A proposed model has been implemented in a branch, using the following table structure:
Record table:
hash | entry |
---|---|
abcd123 | {“postcode”:”WC1A 1AA”,”latlong”:”0.5W,51N”} |
1357bde | {“postcode”:”SAN TA1”,”latlong”:”0E,90N”} |
654321f | {“postcode”:”WC1A 1AA”,”latlong”:”0.51W,51.1N”} |
Version table:
version | hash | parent | signature | timestamp | records |
---|---|---|---|---|---|
1 | ae1f43 | 2015-05-30T12:00:00+000 | {“WC1A 1AA”:”abcd123”} | ||
2 | 1ef492 | ae1f43 | 2015-05-30T12:30:00+000 | {“WC1A 1AA”:”abcd123”, “SAN TA1”:”1357bde”} | |
3 | 5617a8 | 1ef492 | 2015-05-30T13:00:00+000 | {“WC1A 1AA”:”654321f”, “SAN TA1”:”1357bde”} |
- The
records
column in the version table will have values which will get very big. This will not scale to large registers:- Suppose you have a version with 1,000,000 records. Then an
update which changes or adds a record needs to copy all
1,000,000 entries in the
records
column. - This could be ameliorated by adopting a more treelike structure such as certificate transparency’s merkle trees; then only the path through the tree to the updated record needs to be rewritten, taking logarithmic space rather than linear space.

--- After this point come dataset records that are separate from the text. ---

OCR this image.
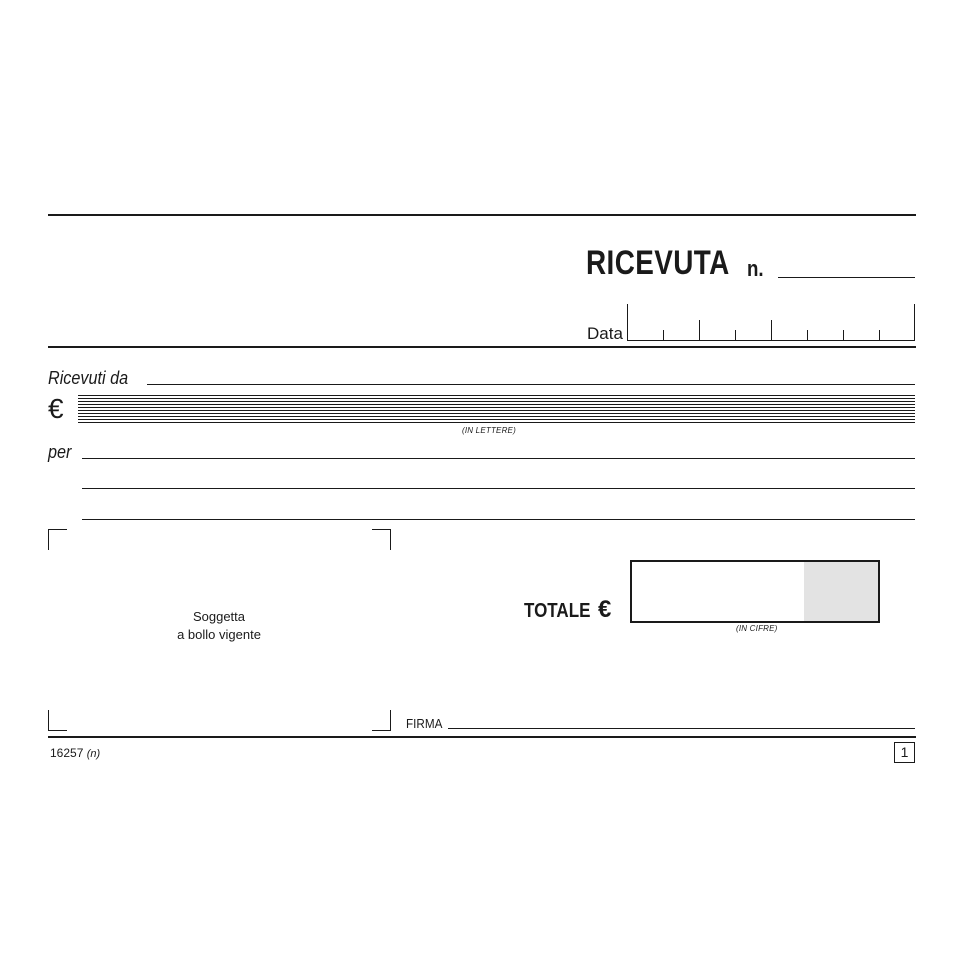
RICEVUTA n.
Data
Ricevuti da
€
(IN LETTERE)
per
Soggetta
a bollo vigente
TOTALE €
(IN CIFRE)
FIRMA
16257 (n)	1
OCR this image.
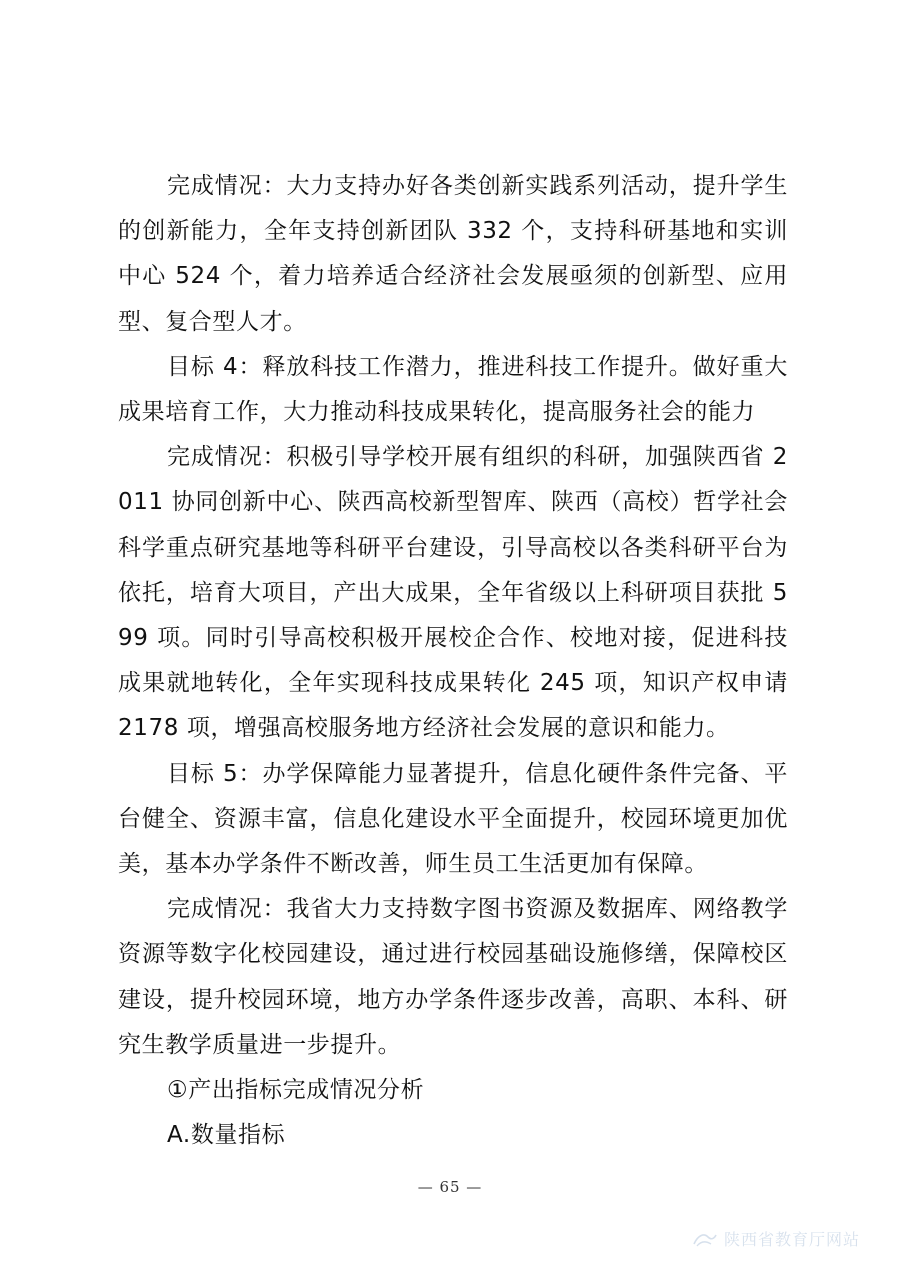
完成情况：大力支持办好各类创新实践系列活动，提升学生的创新能力，全年支持创新团队 332 个，支持科研基地和实训中心 524 个，着力培养适合经济社会发展亟须的创新型、应用型、复合型人才。

目标 4：释放科技工作潜力，推进科技工作提升。做好重大成果培育工作，大力推动科技成果转化，提高服务社会的能力

完成情况：积极引导学校开展有组织的科研，加强陕西省 2011 协同创新中心、陕西高校新型智库、陕西（高校）哲学社会科学重点研究基地等科研平台建设，引导高校以各类科研平台为依托，培育大项目，产出大成果，全年省级以上科研项目获批 599 项。同时引导高校积极开展校企合作、校地对接，促进科技成果就地转化，全年实现科技成果转化 245 项，知识产权申请 2178 项，增强高校服务地方经济社会发展的意识和能力。

目标 5：办学保障能力显著提升，信息化硬件条件完备、平台健全、资源丰富，信息化建设水平全面提升，校园环境更加优美，基本办学条件不断改善，师生员工生活更加有保障。

完成情况：我省大力支持数字图书资源及数据库、网络教学资源等数字化校园建设，通过进行校园基础设施修缮，保障校区建设，提升校园环境，地方办学条件逐步改善，高职、本科、研究生教学质量进一步提升。

①产出指标完成情况分析

A.数量指标

— 65 —
陕西省教育厅网站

- Suppose you have a version with 1,000,000 records. Then an
update which changes or adds a record needs to copy all
1,000,000 entries in the
- the data model has some derived data. In particular, the
version number column isn’t necessary because it duplicates
information provided by the
parent
column chain.- the column is still useful for performing range queries which would be difficult to perform using the parent chain
- it can be seen as an index to support certain queries
- retracting records is supported by removing them from the
records
column. - streaming updates are supported by range queries on the version number
- we can support “downloading a proof” for a single record without leaking information about other records by supplying all the hashes needed to make up the hash of the version, similar to certificate transparency audit proofs.

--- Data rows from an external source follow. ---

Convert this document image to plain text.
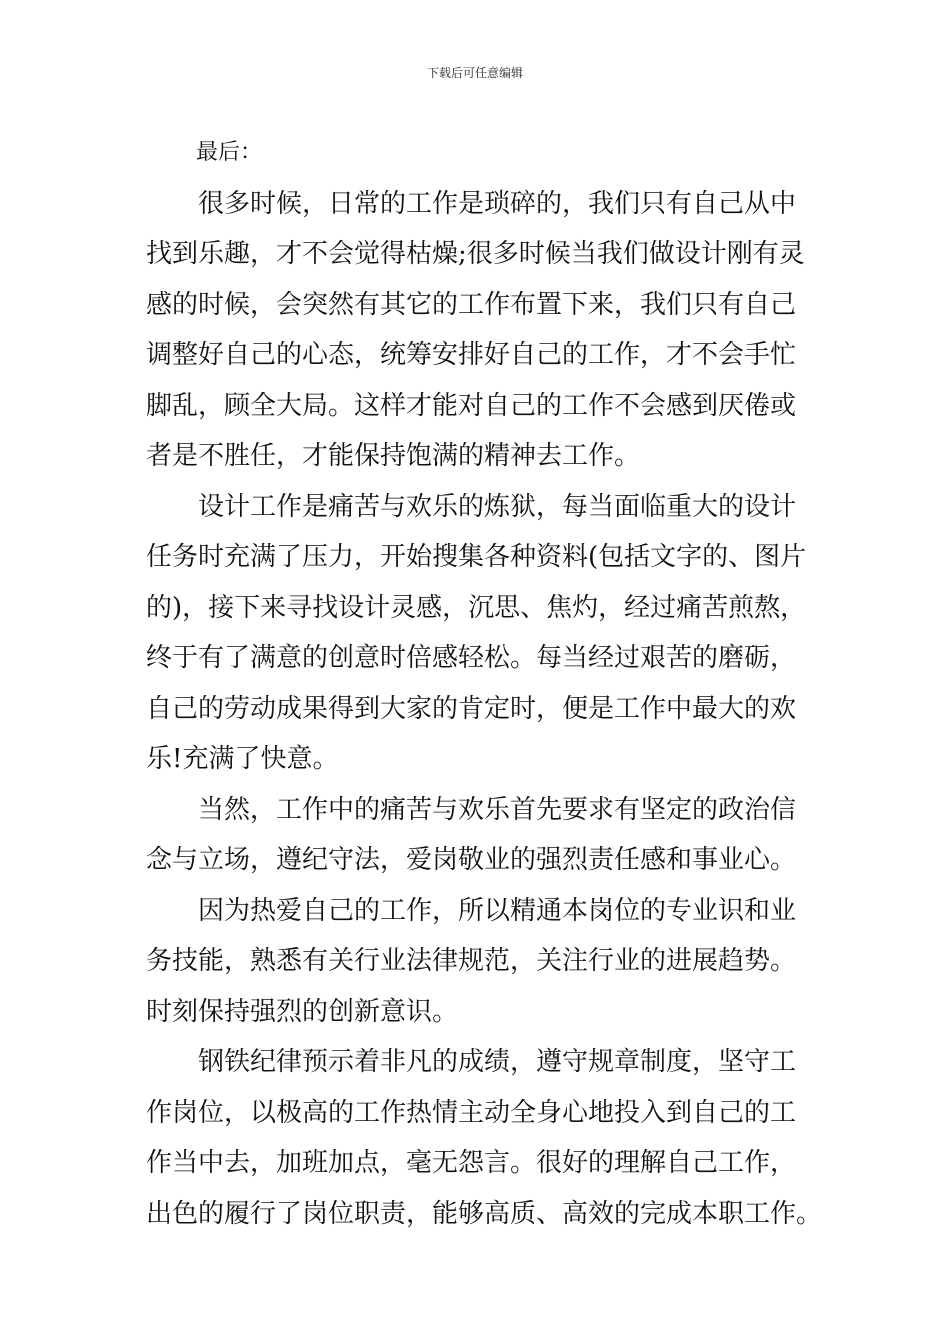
下载后可任意编辑
最后：
很多时候，日常的工作是琐碎的，我们只有自己从中
找到乐趣，才不会觉得枯燥;很多时候当我们做设计刚有灵
感的时候，会突然有其它的工作布置下来，我们只有自己
调整好自己的心态，统筹安排好自己的工作，才不会手忙
脚乱，顾全大局。这样才能对自己的工作不会感到厌倦或
者是不胜任，才能保持饱满的精神去工作。
设计工作是痛苦与欢乐的炼狱，每当面临重大的设计
任务时充满了压力，开始搜集各种资料(包括文字的、图片
的)，接下来寻找设计灵感，沉思、焦灼，经过痛苦煎熬，
终于有了满意的创意时倍感轻松。每当经过艰苦的磨砺，
自己的劳动成果得到大家的肯定时，便是工作中最大的欢
乐!充满了快意。
当然，工作中的痛苦与欢乐首先要求有坚定的政治信
念与立场，遵纪守法，爱岗敬业的强烈责任感和事业心。
因为热爱自己的工作，所以精通本岗位的专业识和业
务技能，熟悉有关行业法律规范，关注行业的进展趋势。
时刻保持强烈的创新意识。
钢铁纪律预示着非凡的成绩，遵守规章制度，坚守工
作岗位，以极高的工作热情主动全身心地投入到自己的工
作当中去，加班加点，毫无怨言。很好的理解自己工作，
出色的履行了岗位职责，能够高质、高效的完成本职工作。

We could use something like irmin, a database with a git-based model, to manage this for us.
We could use a more explicit event sourcing model, where record updates are events. That might look something like this:
Record table:
hash | entry |
---|---|
abcd123 | {“postcode”:”WC1A 1AA”,”latlong”:”0.5W,51N”} |
1357bde | {“postcode”:”SAN TA1”,”latlong”:”0E,90N”} |
654321f | {“postcode”:”WC1A 1AA”,”latlong”:”0.51W,51.1N”} |
Event table:
version | hash | parent | signature | timestamp | “primary key” | record_hash |
---|---|---|---|---|---|---|
1 | ae1f43 | 2015-05-30T12:00:00+000 | WC1A 1AA | abcd123 | ||
2 | 1ef492 | ae1f43 | 2015-05-30T12:30:00+000 | SAN TA1 | 1357bde | |
3 | 5617a8 | 1ef492 | 2015-05-30T13:00:00+000 | WC1A 1AA | 654321f |
This has the same information but takes less space as the records
column is now implicit. This means there’s more effort involved in
finding the latest version of a record (need to find the highest
versioned event with the given primary key) and more indexes might be
needed to support search. Record retraction can be supported by
making the record_hash
column nullable. This model enforces exactly
one record update per register version; we could support more by
adding a separate “version” table which defined a version by recording
the record high water mark.
The hash chaining in the event table could easily be replaced by a merkle tree as an alternative integrity guarantee implementation.
- we can definitely produce a data model which satisfies the needs documented above.
- there are several alternative implementations for structuring record history and integrity guarantees, with tradeoffs in ease of query implementation.